I'm thinking of going all-in on international investments, this country is starting to look screwed.

Quote:
(1) Monthly cash flow of the US Social Security Administration
Month Cash in Outgo Surplus/Deficit YoY $ YoY %
Jan-09 $71,854 $55,290 $16,564 -$2,906 -15%
Feb-09 $54,413 $55,760 -$1,347 -$3,863 -154%
Mar-09 $58,669 $56,135 $2,534 -$4,935 -66%
Apr-09 $77,081 $56,596 $20,485 -$3,827 -16%
May-09 $54,408 $56,330 -$1,922 -$5,068 -161%
Jun-09 $61,156 $61,383 -$227 -$6,553 -104%
Jul-09 $56,345 $56,890 -$545 -$4,207 -115%
Aug-09 $50,657 $56,490 -$5,833 -$5,642 -2954%
Notes:
  • In millions of dollars. Big money — aprox 5% of US GDP.
  • YoY means Year-over-Year (e.g, August vs. August).
  • This does not include the Medicare Trust Fund, for which I see only annual data. It contributions probably show the same trend.
  • Quarterly contributions arrive in March, June, etc. April, of course, is a big month for contributions.
  • Does not include “interest” paid by the government to itself, which is just another journal on the the government’s books.
  • For more information see the source.
See the trend! The year-over-year change in the surplus was -$15.3B in the first four months of 2009, and -$21.5B in the second four months. Cash in was down 15%; cash out was up 3%. The latest forecasts were for the system to go cash-flow negative in 2016 (Medicare went into the red in 2004). August looks esp ugly, as Bruce Krasting warned us at his blog on 8 September 2009.

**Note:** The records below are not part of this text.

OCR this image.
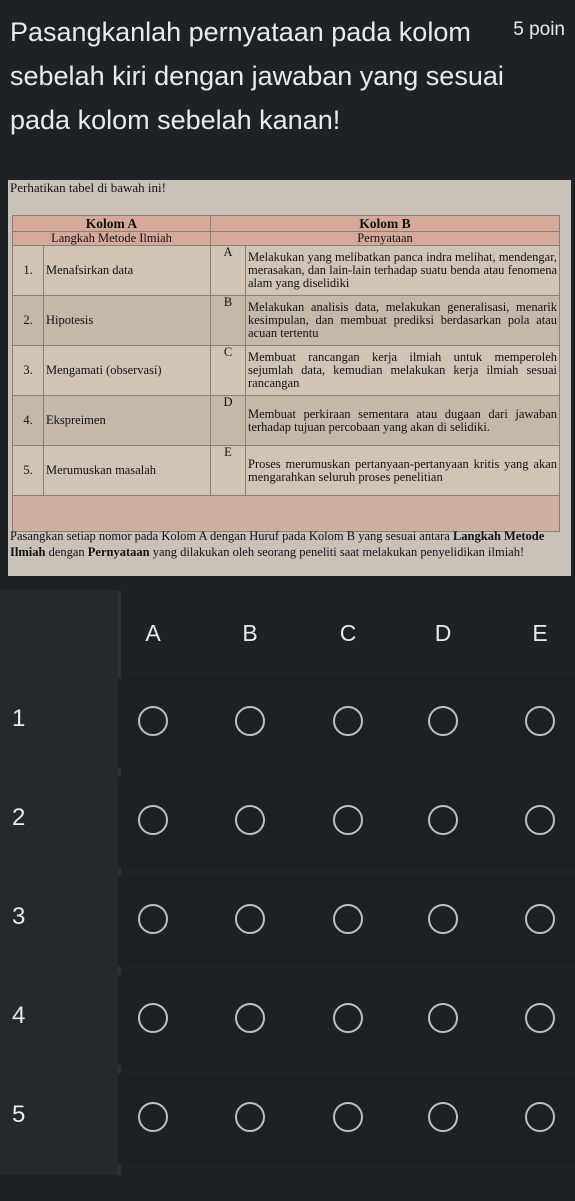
Pasangkanlah pernyataan pada kolom sebelah kiri dengan jawaban yang sesuai pada kolom sebelah kanan!
5 poin
Perhatikan tabel di bawah ini!
Kolom A		Kolom B	
Langkah Metode Ilmiah		Pernyataan	
1.	Menafsirkan data	A	Melakukan yang melibatkan panca indra melihat, mendengar, merasakan, dan lain-lain terhadap suatu benda atau fenomena alam yang diselidiki
2.	Hipotesis	B	Melakukan analisis data, melakukan generalisasi, menarik kesimpulan, dan membuat prediksi berdasarkan pola atau acuan tertentu
3.	Mengamati (observasi)	C	Membuat rancangan kerja ilmiah untuk memperoleh sejumlah data, kemudian melakukan kerja ilmiah sesuai rancangan
4.	Ekspreimen	D	Membuat perkiraan sementara atau dugaan dari jawaban terhadap tujuan percobaan yang akan di selidiki.
5.	Merumuskan masalah	E	Proses merumuskan pertanyaan-pertanyaan kritis yang akan mengarahkan seluruh proses penelitian

Pasangkan setiap nomor pada Kolom A dengan Huruf pada Kolom B yang sesuai antara Langkah Metode Ilmiah dengan Pernyataan yang dilakukan oleh seorang peneliti saat melakukan penyelidikan ilmiah!
A	B	C	D	E
1
2
3
4
5
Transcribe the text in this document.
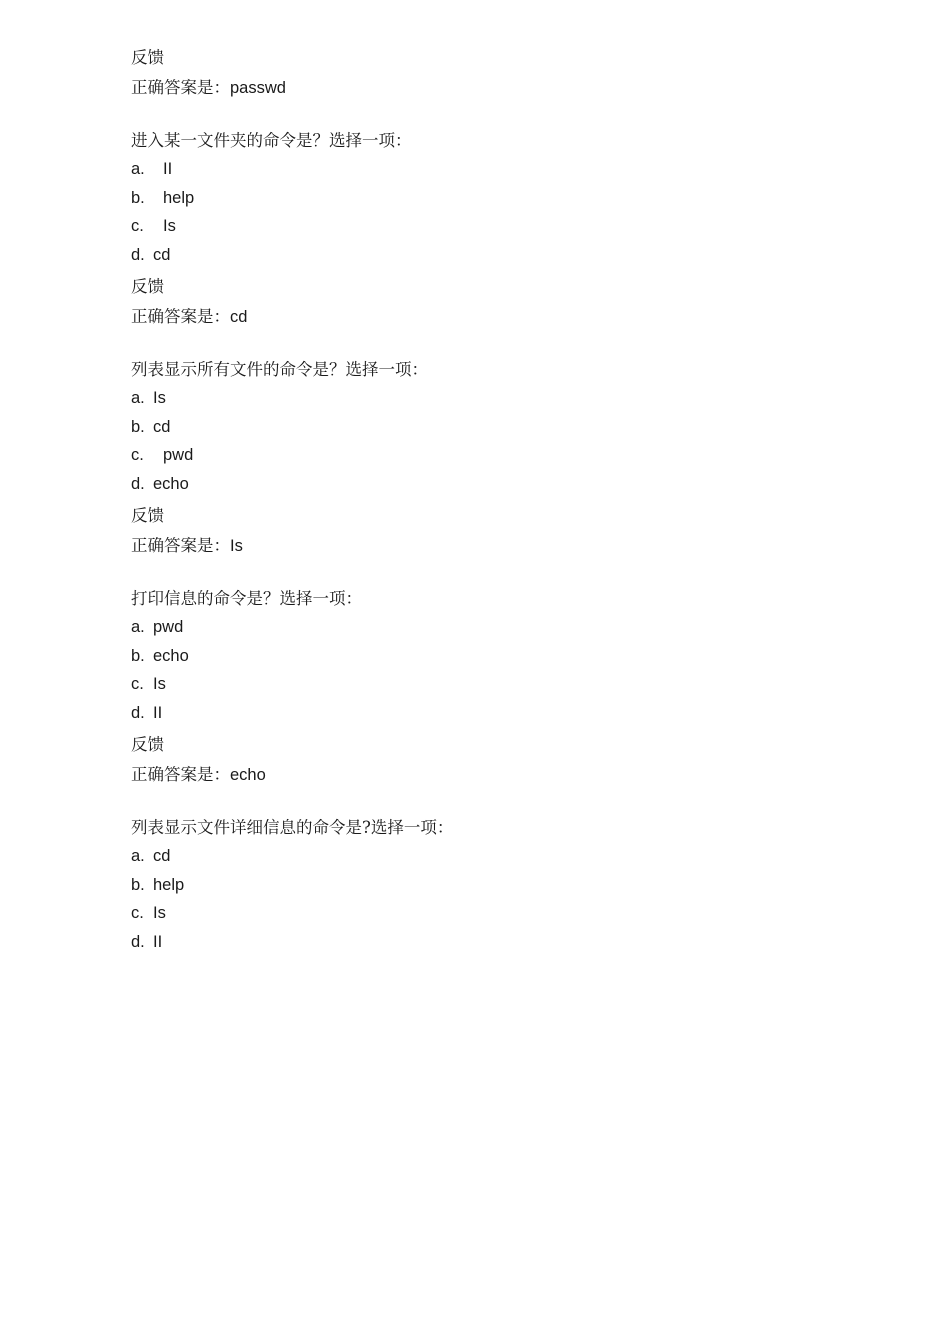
反馈
正确答案是：passwd
进入某一文件夹的命令是？选择一项：
a.	II
b.	help
c.	Is
d. cd
反馈
正确答案是：cd
列表显示所有文件的命令是？选择一项：
a. Is
b. cd
c.	pwd
d. echo
反馈
正确答案是：Is
打印信息的命令是？选择一项：
a. pwd
b. echo
c. Is
d. II
反馈
正确答案是：echo
列表显示文件详细信息的命令是?选择一项：
a. cd
b. help
c. Is
d. II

This does not mean that social security will go broke. Social security contributions are just taxes. Social security benefits are promises by the US government, and can be changed at will. Instead this marks an inflection point for the government’s solvency. For decades the taxes for Medicare and social security exceeded expenditures on those programs. The government spent this money.

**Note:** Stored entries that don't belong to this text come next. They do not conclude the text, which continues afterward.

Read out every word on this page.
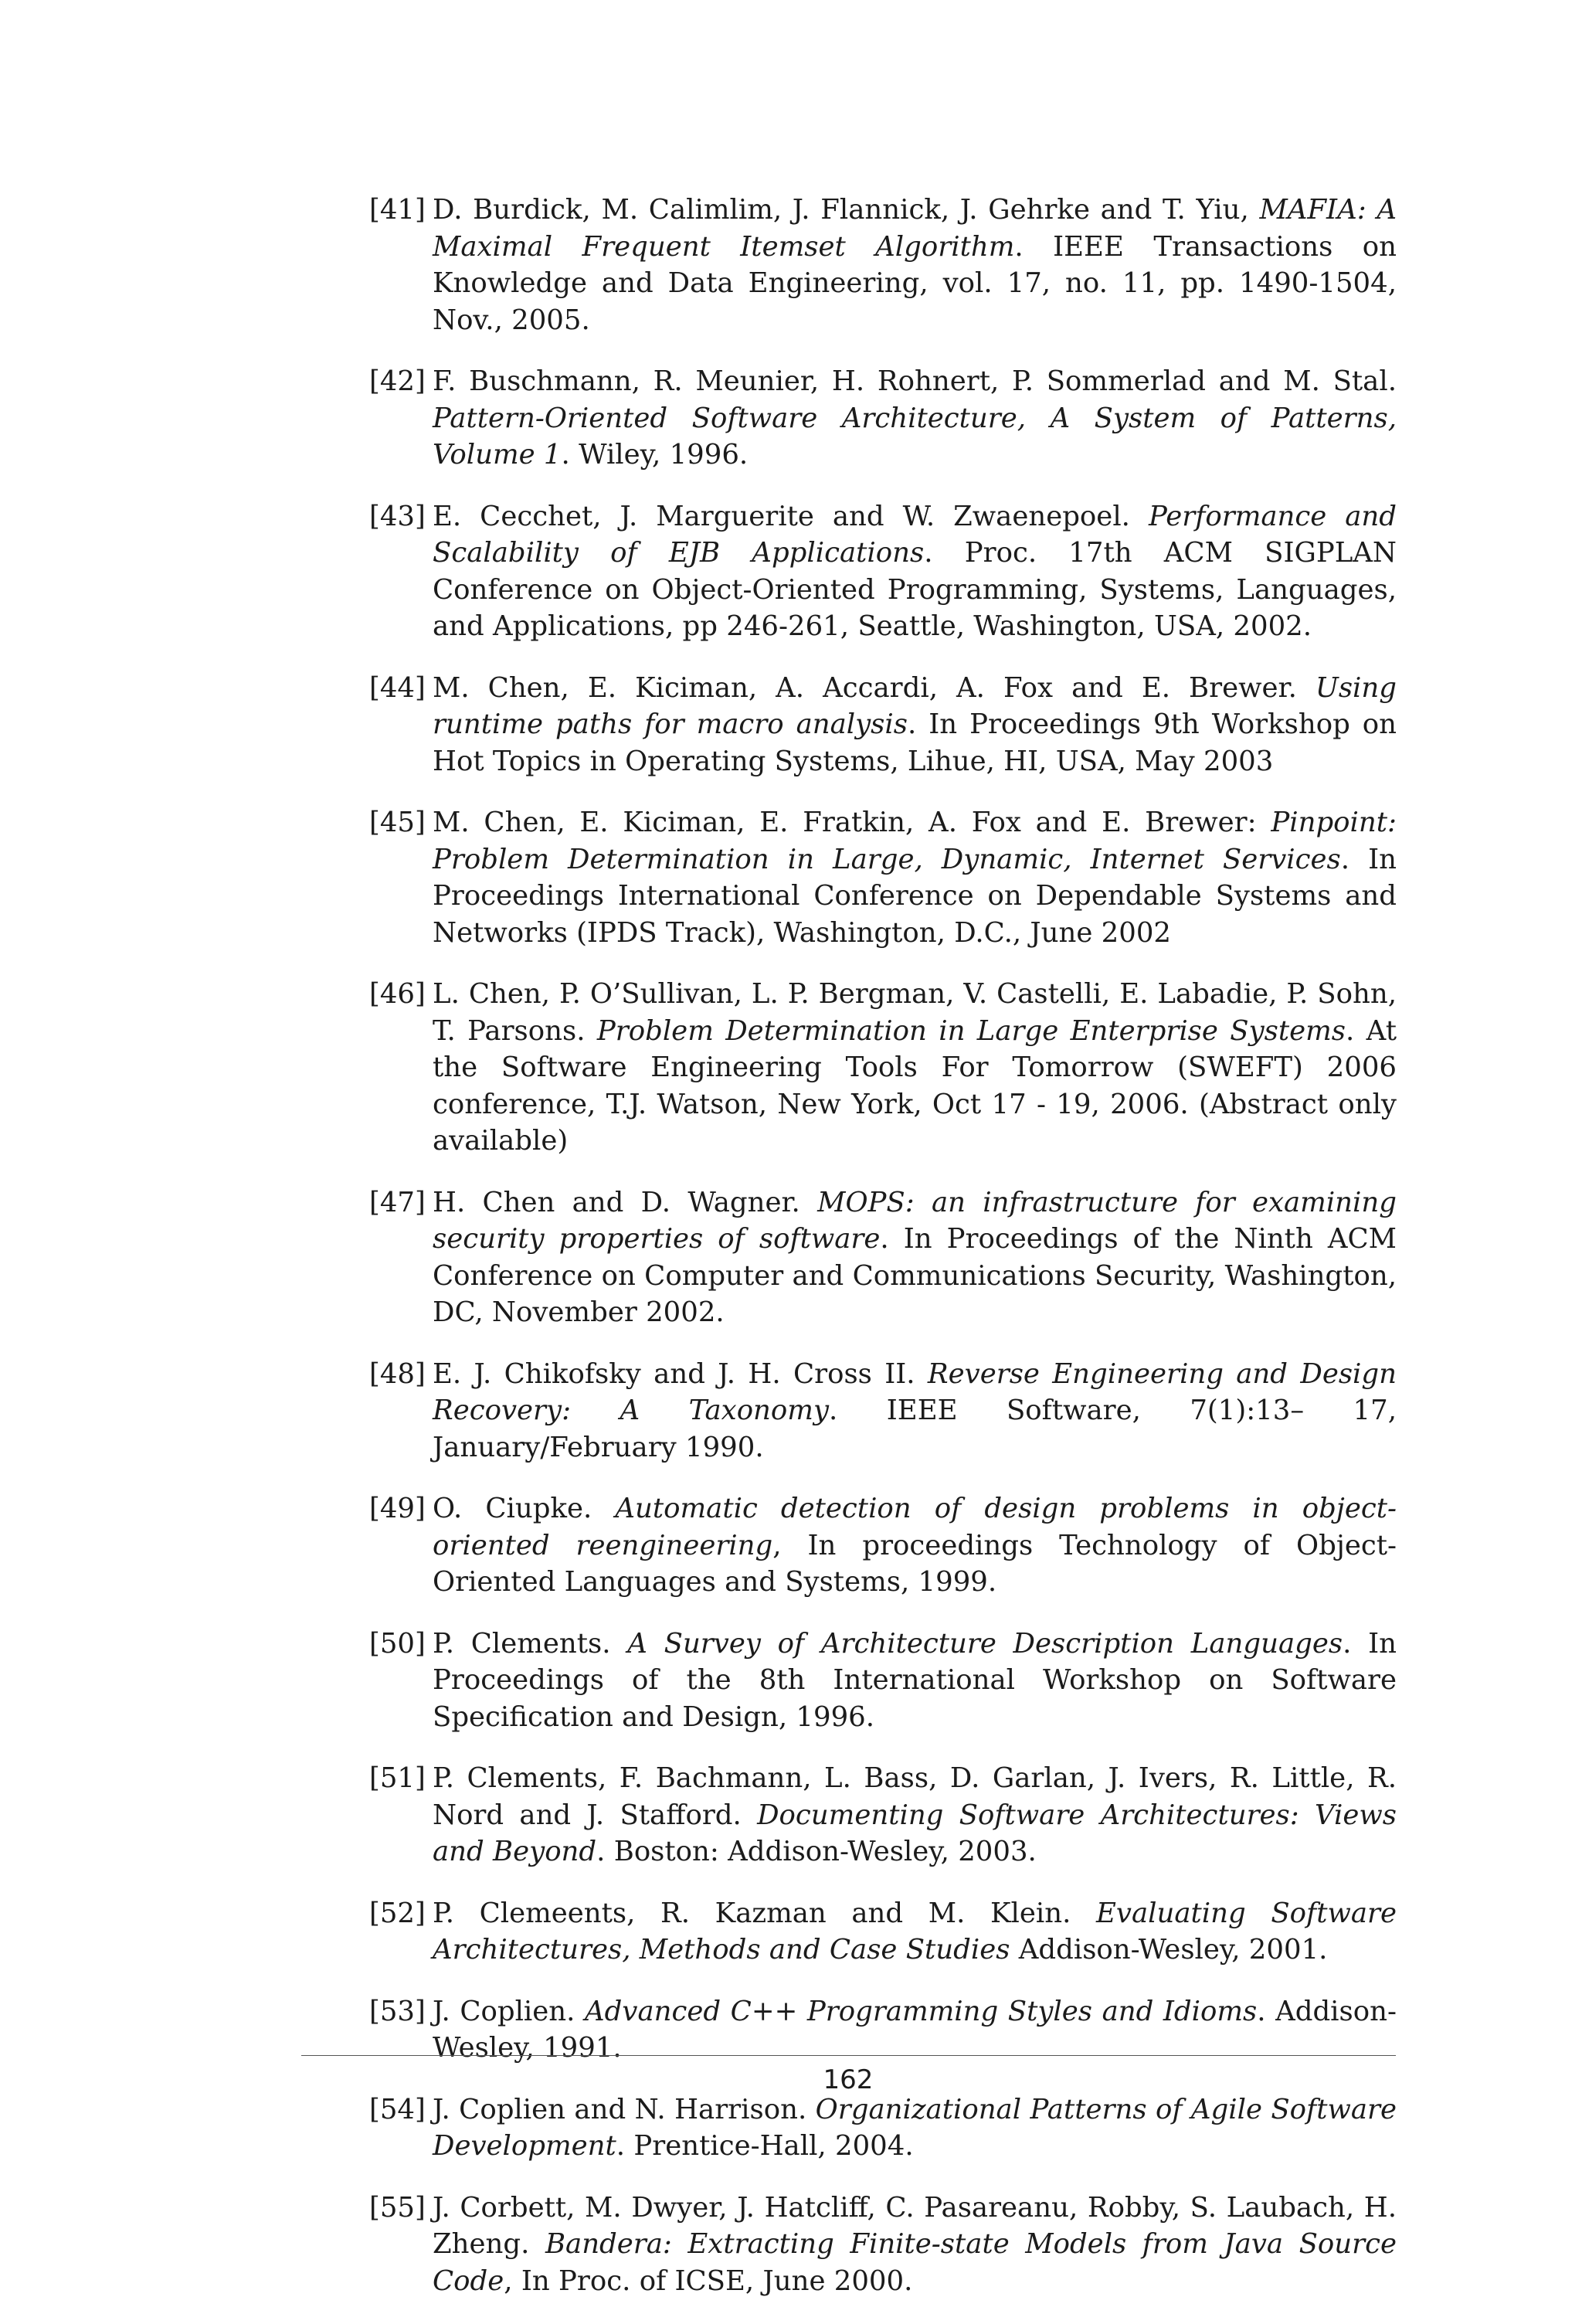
[41] D. Burdick, M. Calimlim, J. Flannick, J. Gehrke and T. Yiu, MAFIA: A Maximal Frequent Itemset Algorithm. IEEE Transactions on Knowledge and Data Engineering, vol. 17, no. 11, pp. 1490-1504, Nov., 2005.
[42] F. Buschmann, R. Meunier, H. Rohnert, P. Sommerlad and M. Stal. Pattern-Oriented Software Architecture, A System of Patterns, Volume 1. Wiley, 1996.
[43] E. Cecchet, J. Marguerite and W. Zwaenepoel. Performance and Scalability of EJB Applications. Proc. 17th ACM SIGPLAN Conference on Object-Oriented Programming, Systems, Languages, and Applications, pp 246-261, Seattle, Washington, USA, 2002.
[44] M. Chen, E. Kiciman, A. Accardi, A. Fox and E. Brewer. Using runtime paths for macro analysis. In Proceedings 9th Workshop on Hot Topics in Operating Systems, Lihue, HI, USA, May 2003
[45] M. Chen, E. Kiciman, E. Fratkin, A. Fox and E. Brewer: Pinpoint: Problem Determination in Large, Dynamic, Internet Services. In Proceedings International Conference on Dependable Systems and Networks (IPDS Track), Washington, D.C., June 2002
[46] L. Chen, P. O’Sullivan, L. P. Bergman, V. Castelli, E. Labadie, P. Sohn, T. Parsons. Problem Determination in Large Enterprise Systems. At the Software Engineering Tools For Tomorrow (SWEFT) 2006 conference, T.J. Watson, New York, Oct 17 - 19, 2006. (Abstract only available)
[47] H. Chen and D. Wagner. MOPS: an infrastructure for examining security properties of software. In Proceedings of the Ninth ACM Conference on Computer and Communications Security, Washington, DC, November 2002.
[48] E. J. Chikofsky and J. H. Cross II. Reverse Engineering and Design Recovery: A Taxonomy. IEEE Software, 7(1):13– 17, January/February 1990.
[49] O. Ciupke. Automatic detection of design problems in object-oriented reengineering, In proceedings Technology of Object-Oriented Languages and Systems, 1999.
[50] P. Clements. A Survey of Architecture Description Languages. In Proceedings of the 8th International Workshop on Software Specification and Design, 1996.
[51] P. Clements, F. Bachmann, L. Bass, D. Garlan, J. Ivers, R. Little, R. Nord and J. Stafford. Documenting Software Architectures: Views and Beyond. Boston: Addison-Wesley, 2003.
[52] P. Clemeents, R. Kazman and M. Klein. Evaluating Software Architectures, Methods and Case Studies Addison-Wesley, 2001.
[53] J. Coplien. Advanced C++ Programming Styles and Idioms. Addison-Wesley, 1991.
[54] J. Coplien and N. Harrison. Organizational Patterns of Agile Software Development. Prentice-Hall, 2004.
[55] J. Corbett, M. Dwyer, J. Hatcliff, C. Pasareanu, Robby, S. Laubach, H. Zheng. Bandera: Extracting Finite-state Models from Java Source Code, In Proc. of ICSE, June 2000.
162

This is the end of an era. As the boomers retire, expenditures for our social retirement programs begin their inexorable rise. Instead of funding the rest of the government, these programs become burdens. For the next few decades the government will find the deficit growing each year (all other things being equal). For more on this see “The biggest bailout yet“, Fortune, 17 August 2009). The coming wave of deficits are too large for any feasible tax increases to cover it. For more on the effects of various proposals, see these reports by the Chief Actuary.

Last edited by dude1394; 10-01-2009 at 11:04 AM.